The thing about iPods is that users can’t access most content without an Apple account, which must be secured with a credit or debit card (in this case, mine). If all the settings, options, and parental controls had escaped me, what somehow escaped Randy was the fact that Roblox points—after buying the app for $20—aren’t free. When informed about his embezzlement, Randy exhibited Oscar-worthy contrition. He bawled for nearly an hour, called his grandmother in New York for prayer, and offered to spend the rest of his life in servitude repaying the debt. All this made for quite a distraction as I struggled through a digital labyrinth at Bank of America and Apple to explain my situation and beg for a refund. Both companies obliged, another shock.
The incident shook me, perhaps because it revealed my own insecurities about losing my kids, ages 11, 15, and 17, inside the widening digital divide between our generations. Even more, it exposed my delusion that transplanting my family from frenetic New York to a simpler life in Charlotte a decade ago would somehow make parenting easier, as though such virtues as kindness, honesty, and a strong work ethic came as a bonus for living beneath the Mason-Dixon line. By now, it’s clear to me that the South offers no such recipe for good parenting, just a sunnier place to screw it up.
This year, several thousand families will move to Charlotte, mostly from Northern states, looking for warmer weather, lower cost of living, and an easier way of life. And if they are anything like me, they too will come hauling their own unrealistic expectations—as well as a bag full of devices that create worlds of their own; iPods, iPhones, X-Boxes, PlayStations, you name it. These things, in my case, have worked to dilute my currency—and certainty—as a parent. In my kids’ online universes, they are ageless, wise, savvy, and powerful. I am clumsy: I text slowly, still use Facebook, and the last computer game I mastered was probably Pac-Man. My earnest teachings about trust, respect, and honor get lost in their blaze of messages on Instagram, Twitter, and Snapchat.
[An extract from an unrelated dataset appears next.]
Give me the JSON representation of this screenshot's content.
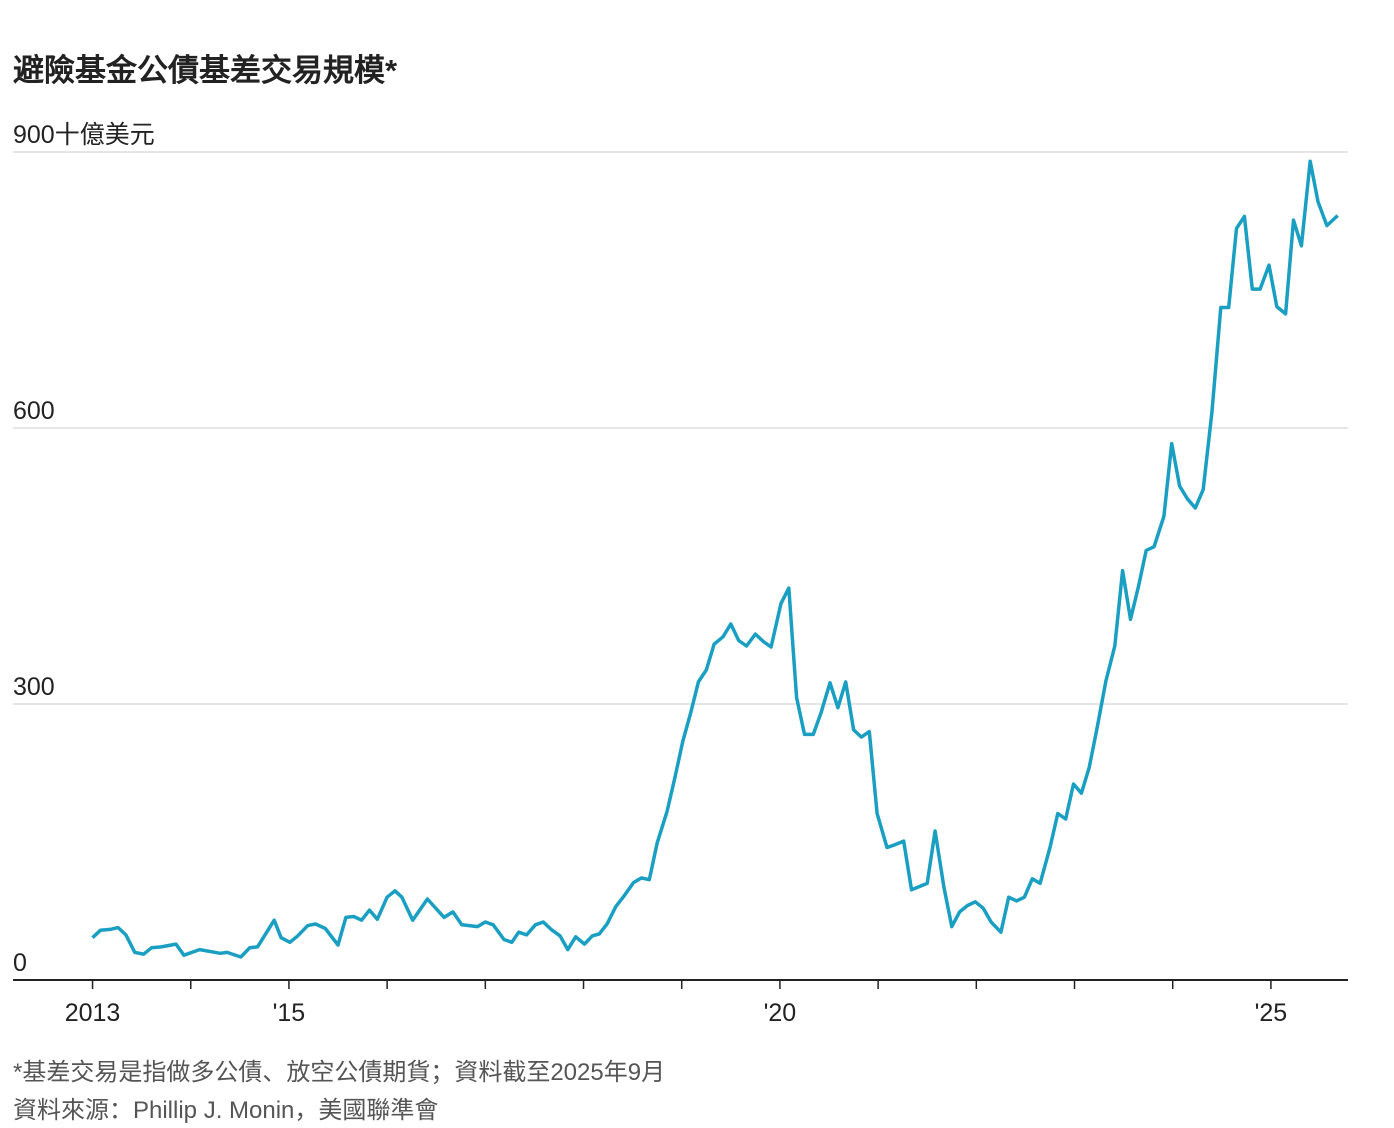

A few weeks ago, during one of his track meets, Randy placed second in the 200-meter. He was proud, having spent weeks training—stretching, sprinting, and jogging for miles three nights a week at the Mallard Creek High School track. Afterward, I took him to his favorite dinner spot: Bojangles, a restaurant he only knows because we live here in the South.
When we got home, his older brothers were sitting on the sofa gazing into their smartphones. He fist-bumped them and headed upstairs to shower for bed. Later that night, after thinking long and hard about what I wanted to say, I sent Randy a text message. To me and my generation, this isn’t nearly as personal as going upstairs and talking to him face to face, but if I’ve learned anything about parenting, it’s that how a message is delivered is far less important than making sure it’s received. I texted him to meet him where he was, to make sure I was heard by one of the most important people in my life. But instead of using texting lingo, I decided to go off an old standard that worked wonders for me growing up in the North: “Good job, man! Keep it up!”